Stop the world - I want to get off..


Buried. I’m more than a little embarrassed to admit that I think I may have hit my breaking point.  Chagrined about it, really.  A nice little dollop of shame in there, too. Because I know damned well that many people have it way worse.  They have been wallowing in the vicinity of their own breaking point — feeling buried — for days, weeks, months, years, maybe even generations.  And only now I have the nerve to hop on the bus to Overwhelmed City? The bus is jammed already.  Standing room only.  So let’s say that I’m shoulder to shoulder with gaggles of fellow suffering travelers, being jostled about by one pothole after another.
Fighting back nausea.  I am not at all prone to motion sickness, so this feeling is new. 

I want off.

There’s just too much going on.  All at once.  And it isn’t letting up. So my personal water table simply cannot return to some semblance of equilibrium. I’m full up.  Emotionally flooded.  This blog helps, though cataloguing my own parade of horribles seems both self-defeating and self-centered.  Still, I write. 

Let’s start with the macro — world affairs.  I’m getting pummeled by a nonstop barrage of the ridiculous and irrational words and actions of our new President.  It’s like a mad, insane sprint in tight circles spiraling around and down the toilet bowl.  I can’t handle the accelerating g-forces. I can’t stay on top of the latest nonsense, so that I might formulate intelligent opinions and competently explain things to my inquisitive kids. Try to help them makes sense of this new world order. I am reduced to cranky grunts and curse words, particularly if my morning coffee hasn’t yet taken root. I am at a loss. 

As for the micro: Our little neighborhood bubble of safety suddenly feels not so safe.  My outdoor Nest camera footage suggests that maybe the bubble never was safe:  Seemingly  upstanding citizens walking briskly down my block, then veering towards my flat’s stoop. Then rifling through my short stack of mail in the middle of the day. Presumably hoping for something good to steal. Post-midnight sketchy visitors, peering into my parked family car’s interior, aided in their search by the throw of my my so-called security spotlights.  And the hyperlocal criminal goings on reported to me daily by the NextDoor app — it feels like I’m suddenly raising my family in a war zone.

My kids’ school situations are less-than-ideal.  Maybe that’s the new norm, and just the way it is.  But I only have the two sons, so “ideal” is what I’m shooting for.  Not in a helicopter parent way, mind you.  The opposite.  I want to trust that my kids are in safe, nurturing environments when out of my sight. Let the enlightened and ambitious educators and administrators do their thing. This is my default setting.  But alas, that is not always how things have worked out.  And it’s not always the schools’ fault.  I fear that mean or unkind kids are begotten of mean or unkind or long-ago-gave-up parents are begotten of a world that is moving too fast and rattling loose too many moral compasses. “True North” may actually be scattershot.  Imaginary.  Mythical. We’re all pointing in different directions.  I’d like to think I know where True North is, but with so many others’ fingers extended, jabbing all over the place, how can I be sure?

And then there’s the getting older thing.  I’m pushing towards 50, and honestly, way more serious about taking care of myself than my 21 year-old self would ever have anticipated.  I exercise a ton, eat right.  Sleep for 8 or 9 hours every night. I meditate.  I meditate about exercising, eating and sleeping.  I meditate about meditating. Yet now I find out that my LDL cholesterol is high enough to warrant artery scraping drugs.  Pills of Drano, more or less. Really? Maybe I should have been gorging on deep fried Twinkies all those years. Why not?
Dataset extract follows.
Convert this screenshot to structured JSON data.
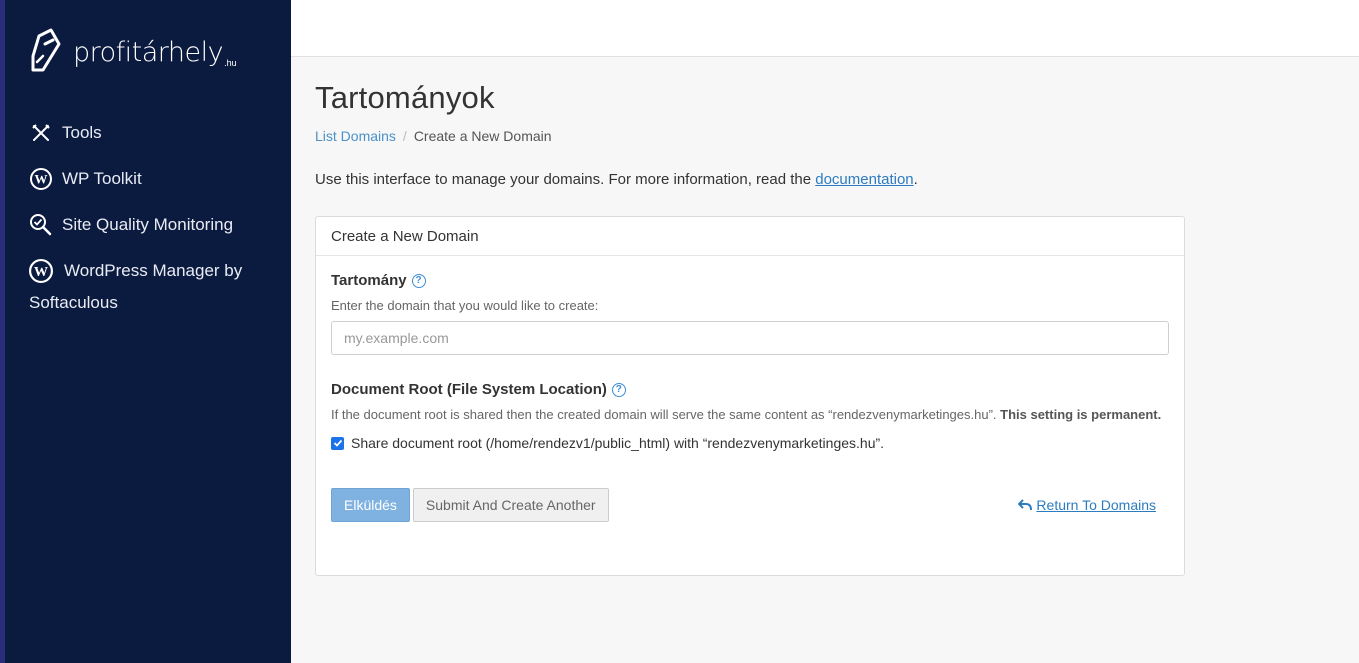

More broadly, all families, it seems, face the ugliness of things like cancer.  Our extended family is no different, though it feels like a singular experience.  And just recently, some of my oldest and dearest friends and their families have suddenly been forced to grapple with the fleeting nature of their own health and mortality. Given all this, who the hell am I to gripe about the prospect of taking a pill to lower my cholesterol? What the hell is wrong with me that I have been taking for granted my own family, as well as my friends and their families, for so long? How dare I obsess so much about my own situation in the face of others’ who are climbing mountains far steeper than mine?

So what’s the answer?  What to do?  What can I do in the face of all this?

I am uncertain.  I can’t seem to conjure up any of the usual guiding principles that can be counted on to lift my spirits as I typically approach this concluding section of my blog posts. Having a bit of a hard time finding the bright side, quite honestly. 

But I suspect there may be something to the iPhone photo at the top, captured quickly in Lake Tahoe a couple days back:  I think I’m just gonna pick up this here shovel and dig.  It feels like something I can control, though I recognize no actual progress may be made.  And hopefully I will be strong enough to push through the back aches and heart aches. (No guarantees with these awesome LDL numbers of mine, by the way.)  But I’m just gonna keep digging.